S'agissant de l'article 1er , les actions de préférence ne sont pas une mauvaise chose en soi.
En revanche, le ratio maximal entre la quantité de droits de vote et le capital détenu est bien trop élevé,…
…un coefficient de vingt-cinq ayant été retenu. Ainsi, un actionnaire qui détiendrait 4 % du capital pourrait disposer de la majorité des droits de vote, à hauteur de 53 % !
Si, monsieur le rapporteur. Si vous multipliez 4 par 25, cela fait 100. Si vous additionnez 100 et 96, cela donne 196. Et si vous divisez 100 par 196, cela équivaut à 53 %, cher ami.
L'Autorité des marchés financiers considère d'ailleurs qu'il serait opportun de définir un ratio maximal plus faible, de l'ordre de 10 – un chiffre qui a également été jugé plus cohérent par le Haut Comité juridique de la place financière de Paris dans son rapport du 15 septembre 2022. Le groupe Libertés, indépendants, outre-mer et territoires soutiendra un amendement en ce sens. J'ai noté, monsieur le rapporteur, que vous étiez ouvert à une réduction de ce ratio, mais il faudrait également limiter aux seuls fondateurs et dirigeants le bénéfice de ces actions de préférence.

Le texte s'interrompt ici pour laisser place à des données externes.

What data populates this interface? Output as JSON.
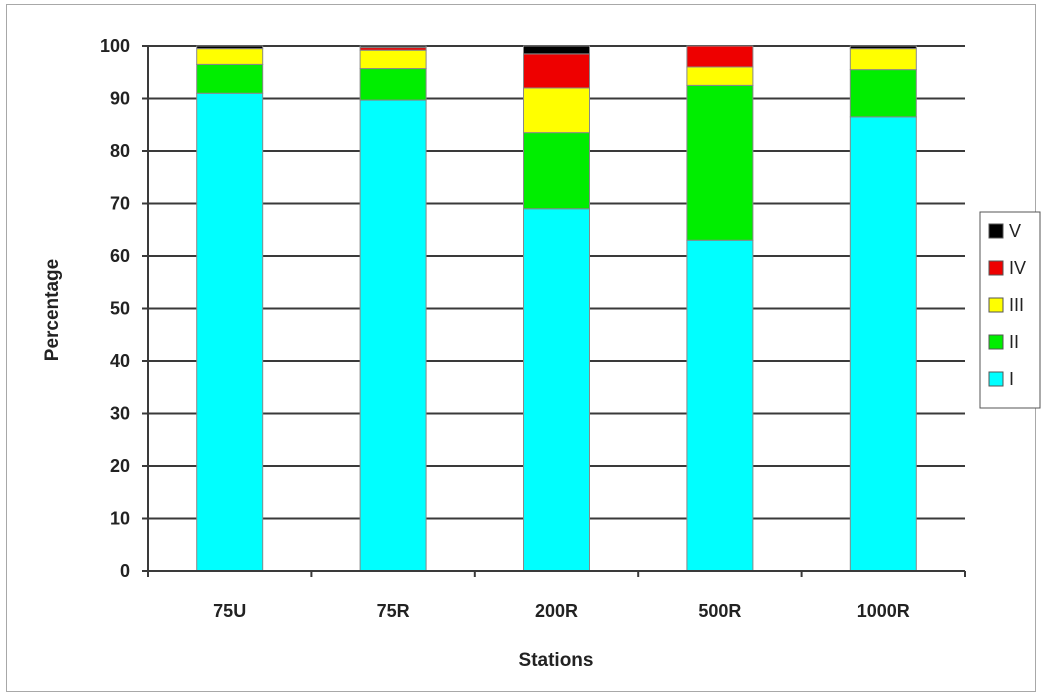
{
  "chart_data": {
    "type": "bar",
    "stacked": true,
    "title": "",
    "xlabel": "Stations",
    "ylabel": "Percentage",
    "ylim": [
      0,
      100
    ],
    "yticks": [
      "0",
      "10",
      "20",
      "30",
      "40",
      "50",
      "60",
      "70",
      "80",
      "90",
      "100"
    ],
    "grid": "horizontal",
    "legend_position": "right",
    "categories": [
      "75U",
      "75R",
      "200R",
      "500R",
      "1000R"
    ],
    "series": [
      {
        "name": "I",
        "color": "#00ffff",
        "values": [
          91,
          89.7,
          69,
          63,
          86.5
        ]
      },
      {
        "name": "II",
        "color": "#00ee00",
        "values": [
          5.5,
          6,
          14.5,
          29.5,
          9
        ]
      },
      {
        "name": "III",
        "color": "#ffff00",
        "values": [
          3,
          3.5,
          8.5,
          3.5,
          4
        ]
      },
      {
        "name": "IV",
        "color": "#ee0000",
        "values": [
          0,
          0.5,
          6.5,
          4,
          0
        ]
      },
      {
        "name": "V",
        "color": "#000000",
        "values": [
          0.5,
          0.3,
          1.5,
          0,
          0.5
        ]
      }
    ]
  }
}
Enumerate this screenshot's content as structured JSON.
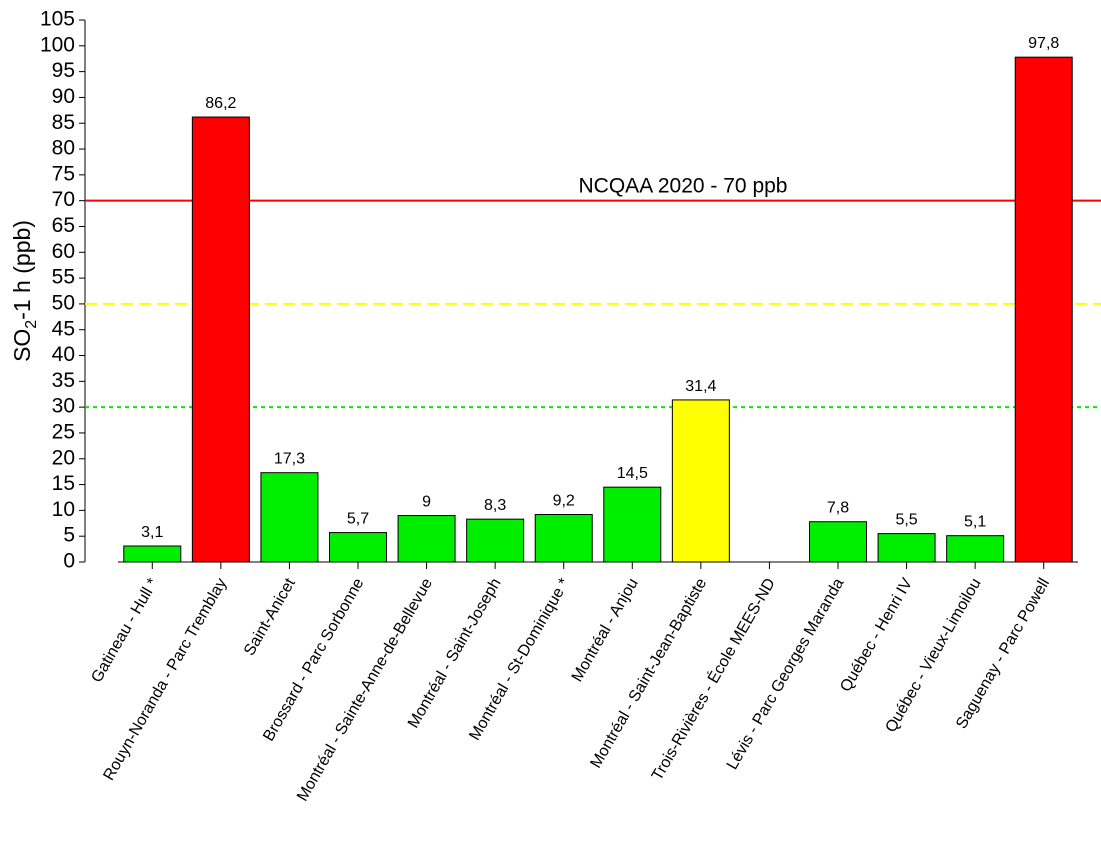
{
  "chart_data": {
    "type": "bar",
    "y_label": {
      "main": "SO",
      "sub": "2",
      "rest": "-1 h (ppb)"
    },
    "categories": [
      "Gatineau - Hull *",
      "Rouyn-Noranda - Parc Tremblay",
      "Saint-Anicet",
      "Brossard - Parc Sorbonne",
      "Montréal - Sainte-Anne-de-Bellevue",
      "Montréal - Saint-Joseph",
      "Montréal - St-Dominique *",
      "Montréal - Anjou",
      "Montréal - Saint-Jean-Baptiste",
      "Trois-Rivières - École MEES-ND",
      "Lévis - Parc Georges Maranda",
      "Québec - Henri IV",
      "Québec - Vieux-Limoilou",
      "Saguenay - Parc Powell"
    ],
    "values": [
      3.1,
      86.2,
      17.3,
      5.7,
      9,
      8.3,
      9.2,
      14.5,
      31.4,
      null,
      7.8,
      5.5,
      5.1,
      97.8
    ],
    "value_labels": [
      "3,1",
      "86,2",
      "17,3",
      "5,7",
      "9",
      "8,3",
      "9,2",
      "14,5",
      "31,4",
      null,
      "7,8",
      "5,5",
      "5,1",
      "97,8"
    ],
    "colors": [
      "#00ee00",
      "#ff0000",
      "#00ee00",
      "#00ee00",
      "#00ee00",
      "#00ee00",
      "#00ee00",
      "#00ee00",
      "#ffff00",
      "#00ee00",
      "#00ee00",
      "#00ee00",
      "#00ee00",
      "#ff0000"
    ],
    "ylim": [
      0,
      105
    ],
    "yticks": [
      0,
      5,
      10,
      15,
      20,
      25,
      30,
      35,
      40,
      45,
      50,
      55,
      60,
      65,
      70,
      75,
      80,
      85,
      90,
      95,
      100,
      105
    ],
    "reference_lines": [
      {
        "value": 70,
        "color": "#ff0000",
        "style": "solid",
        "label": "NCQAA 2020 - 70 ppb"
      },
      {
        "value": 50,
        "color": "#ffff00",
        "style": "dashed"
      },
      {
        "value": 30,
        "color": "#00ee00",
        "style": "dotted"
      }
    ]
  }
}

S'agissant de l'article 2, nous sommes particulièrement opposés à sa rédaction actuelle, qui change l'objet même des fonds communs de placement à risque. En commission, monsieur le rapporteur, vous avez soutenu que cet article limitera les effets de seuil, qui obligent actuellement les FCPR à liquider leur position. S'il s'agit réellement de votre opinion, vous soutiendrez l'amendement que nous avons déposé à ce sujet. Dans le cas contraire, cela signifiera que votre argumentation n'était qu'un moyen de cacher le véritable objectif de cet article, à savoir la financiarisation du dispositif.
M. Antoine Léaument applaudit.
J'aimerais également profiter de nos débats pour évoquer les fonds d'investissement de proximité (FIP), car il est nécessaire d'évaluer leur pertinence au regard de leurs résultats. Plusieurs remontées de terrain font état d'instruments particulièrement spéculatifs entraînant des pertes importantes en capital pour les particuliers. Or l'État n'est pas neutre dans ce domaine, étant donné que la dépense fiscale annuelle les concernant oscille entre 25 et 30 millions d'euros.
Devons-nous soutenir publiquement des placements dans des FlP dont aucun n'a eu un rendement positif ? Une demande de rapport serait la bienvenue avant le vote de la loi de finances initiale pour 2025.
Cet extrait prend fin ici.